There's a great deal more to the equation, architecturally speaking, but Cazayoux distills it succinctly: "The design of the house is like that of a sailboat. It has the flexibility of changes with the seasons and the winds. The house sails on the natural environment for as long as it can."

Cazayoux likewise shows that great design can be in the details. He has inserted small "night lights" into the scored and stained concrete flooring that runs his main hallway. He also has a larger dormer packed with shelves of books on everything from architecture to feng shui. Extending from that area, he constructed a cantilever balcony that ' when viewed from the ground in the backyard ' is clearly supported by the home itself and no other columns.
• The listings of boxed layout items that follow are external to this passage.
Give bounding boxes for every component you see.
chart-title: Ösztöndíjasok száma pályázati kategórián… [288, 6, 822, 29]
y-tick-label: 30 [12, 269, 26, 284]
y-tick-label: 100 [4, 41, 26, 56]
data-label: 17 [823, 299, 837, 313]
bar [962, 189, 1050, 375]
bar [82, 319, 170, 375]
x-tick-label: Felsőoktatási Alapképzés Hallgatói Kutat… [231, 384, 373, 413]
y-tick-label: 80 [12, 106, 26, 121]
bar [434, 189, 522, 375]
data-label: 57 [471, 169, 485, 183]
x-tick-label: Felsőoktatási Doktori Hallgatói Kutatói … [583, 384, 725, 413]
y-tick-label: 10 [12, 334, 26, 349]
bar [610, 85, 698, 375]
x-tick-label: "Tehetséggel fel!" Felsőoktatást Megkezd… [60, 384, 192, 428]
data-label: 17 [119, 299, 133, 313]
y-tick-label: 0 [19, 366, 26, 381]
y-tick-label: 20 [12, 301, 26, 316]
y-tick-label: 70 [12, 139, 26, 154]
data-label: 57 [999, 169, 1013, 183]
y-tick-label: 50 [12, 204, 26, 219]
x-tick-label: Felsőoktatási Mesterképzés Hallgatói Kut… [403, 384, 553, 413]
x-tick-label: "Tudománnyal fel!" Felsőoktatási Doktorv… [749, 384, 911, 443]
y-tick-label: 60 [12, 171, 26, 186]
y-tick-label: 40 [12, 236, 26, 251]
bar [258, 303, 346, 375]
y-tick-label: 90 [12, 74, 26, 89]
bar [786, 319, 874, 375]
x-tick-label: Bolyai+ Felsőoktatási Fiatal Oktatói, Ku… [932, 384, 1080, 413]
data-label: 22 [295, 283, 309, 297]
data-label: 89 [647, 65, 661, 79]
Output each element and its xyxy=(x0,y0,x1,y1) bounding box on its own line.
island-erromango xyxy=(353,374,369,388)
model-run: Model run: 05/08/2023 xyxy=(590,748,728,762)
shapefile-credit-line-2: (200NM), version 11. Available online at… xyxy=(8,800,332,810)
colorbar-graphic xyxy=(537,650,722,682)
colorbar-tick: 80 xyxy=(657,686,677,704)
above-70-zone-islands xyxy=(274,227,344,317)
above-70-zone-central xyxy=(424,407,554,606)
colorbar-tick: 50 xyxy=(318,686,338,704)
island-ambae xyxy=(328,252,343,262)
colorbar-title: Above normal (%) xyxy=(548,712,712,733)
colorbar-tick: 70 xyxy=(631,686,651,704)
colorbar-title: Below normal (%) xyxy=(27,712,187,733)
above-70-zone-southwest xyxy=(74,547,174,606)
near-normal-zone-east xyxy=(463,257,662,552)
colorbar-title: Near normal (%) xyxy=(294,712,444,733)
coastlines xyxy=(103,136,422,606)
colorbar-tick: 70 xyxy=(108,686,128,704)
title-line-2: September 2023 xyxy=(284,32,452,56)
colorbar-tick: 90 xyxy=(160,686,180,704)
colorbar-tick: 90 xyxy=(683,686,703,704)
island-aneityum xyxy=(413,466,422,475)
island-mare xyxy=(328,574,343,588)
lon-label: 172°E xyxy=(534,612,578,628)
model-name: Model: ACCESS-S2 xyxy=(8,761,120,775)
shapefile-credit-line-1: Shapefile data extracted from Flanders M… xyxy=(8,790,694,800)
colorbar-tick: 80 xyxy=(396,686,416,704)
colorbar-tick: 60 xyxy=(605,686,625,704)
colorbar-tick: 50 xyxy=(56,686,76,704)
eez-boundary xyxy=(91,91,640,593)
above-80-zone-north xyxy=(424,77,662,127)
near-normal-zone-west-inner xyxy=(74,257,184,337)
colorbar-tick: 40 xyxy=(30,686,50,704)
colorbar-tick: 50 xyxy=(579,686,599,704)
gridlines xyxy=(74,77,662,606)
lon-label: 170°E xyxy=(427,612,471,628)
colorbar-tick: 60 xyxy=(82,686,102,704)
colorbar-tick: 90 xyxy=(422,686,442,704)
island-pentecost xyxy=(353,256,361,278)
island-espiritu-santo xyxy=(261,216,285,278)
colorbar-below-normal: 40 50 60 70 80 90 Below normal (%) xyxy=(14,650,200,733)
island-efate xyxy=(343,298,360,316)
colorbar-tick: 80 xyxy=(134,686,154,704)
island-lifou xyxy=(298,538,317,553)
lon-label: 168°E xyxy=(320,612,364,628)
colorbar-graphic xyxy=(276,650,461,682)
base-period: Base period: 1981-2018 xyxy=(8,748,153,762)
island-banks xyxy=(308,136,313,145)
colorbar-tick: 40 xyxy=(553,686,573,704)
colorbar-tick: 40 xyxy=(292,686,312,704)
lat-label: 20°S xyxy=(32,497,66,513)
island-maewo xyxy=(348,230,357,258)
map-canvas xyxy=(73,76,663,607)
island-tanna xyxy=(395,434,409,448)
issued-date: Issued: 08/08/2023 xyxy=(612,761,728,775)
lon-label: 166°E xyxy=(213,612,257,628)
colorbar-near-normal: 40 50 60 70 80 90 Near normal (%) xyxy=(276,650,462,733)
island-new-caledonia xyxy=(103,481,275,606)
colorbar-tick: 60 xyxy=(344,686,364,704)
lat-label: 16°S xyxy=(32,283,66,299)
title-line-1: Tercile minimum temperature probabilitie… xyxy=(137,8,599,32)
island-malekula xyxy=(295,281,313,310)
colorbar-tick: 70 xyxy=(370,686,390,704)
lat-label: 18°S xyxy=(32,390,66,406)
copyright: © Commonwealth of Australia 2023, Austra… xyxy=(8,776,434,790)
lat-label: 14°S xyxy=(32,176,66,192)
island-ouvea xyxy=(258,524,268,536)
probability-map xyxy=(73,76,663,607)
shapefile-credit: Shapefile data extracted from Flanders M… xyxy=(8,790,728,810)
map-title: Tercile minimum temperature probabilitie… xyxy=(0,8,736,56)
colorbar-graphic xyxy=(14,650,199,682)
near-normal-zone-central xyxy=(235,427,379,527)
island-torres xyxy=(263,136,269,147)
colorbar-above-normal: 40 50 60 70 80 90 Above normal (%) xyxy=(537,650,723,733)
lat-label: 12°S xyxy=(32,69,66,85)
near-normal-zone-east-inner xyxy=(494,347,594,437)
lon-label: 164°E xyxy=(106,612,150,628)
When Cazayoux sits on the deck for light afternoon reading, he looks like a wise, floating Buddha.

Additionally, rather than having a traditional gutter lining the roof of his house, Cazayoux has developed a bricked gutter system that runs on the ground around his home to deal with excess water ' and it's easier to clean. On the front end of the property, past a full garden that supplies eggplant, basil, tomatoes, zucchini and other staples, Cazayoux brings the practice of recycling to a whole new level. In his workshop ' covered with a "Dragon Skin" he made using antiquated roofing tiles ' piles of used, donated and salvaged wood are everywhere. A resourceful architect, Cazayoux prefers to use second-hand wood rather than feeding the nation's endless need for more timber and clear-cutting.

After sneaking quietly into his workshop and exiting with a fly rod, Cazayoux smiles widely as he points to his manmade pond a few feet away. "It's stocked with bream and bass," he says, beginning to cast. "Pretty nice, eh?"
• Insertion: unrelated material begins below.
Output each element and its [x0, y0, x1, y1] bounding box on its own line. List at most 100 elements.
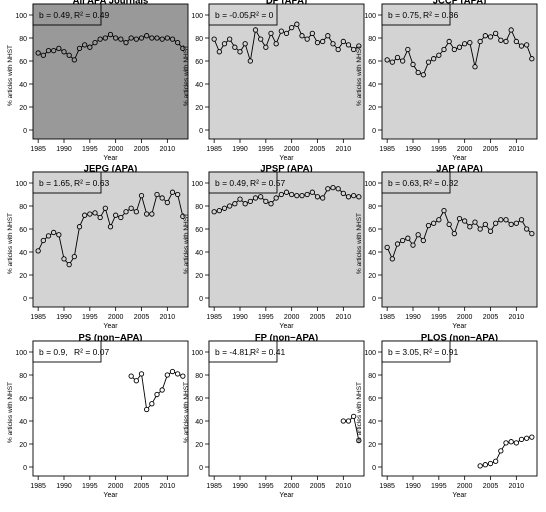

If all of this isn't enough to turn you green with envy, there's also a nearby greenhouse being constructed out of salvaged, cypress windows he bought from St. Joseph's Convent, near his old high school, for $1 apiece. "I've held on to those for 40 years now and I'm just now using them," Cazayoux says.

Walking back to his pickup truck down the driveway of Maison Madeleine, the professor says that it's sometimes a struggle to convince contractors to see things his way, or rather in the way of the early Cajuns and Creoles. "You really have to sell people," he says. "But once they come on board, everyone becomes really passionate about it. They're amazed by how much we can accomplish."

Cazayoux says the pioneers of Acadiana were green way before global warming entered the national conversation. "In reality, they didn't have a choice," Cazayoux says. "They had to live with what they were handed, which was the natural environment."

As he reaches his pickup truck in the driveway, Cazayoux argues that he personally has no particular style. "I don't have one," he says. "Never did."

Hat in hand, Cazayoux gets ready to leave. His work is his calling, and he's off to take care of various projects. Just as the French colonists continually adjusted their architecture to suit the climate, Cazayoux's following in their footsteps. "It's just the right thing to do," he says.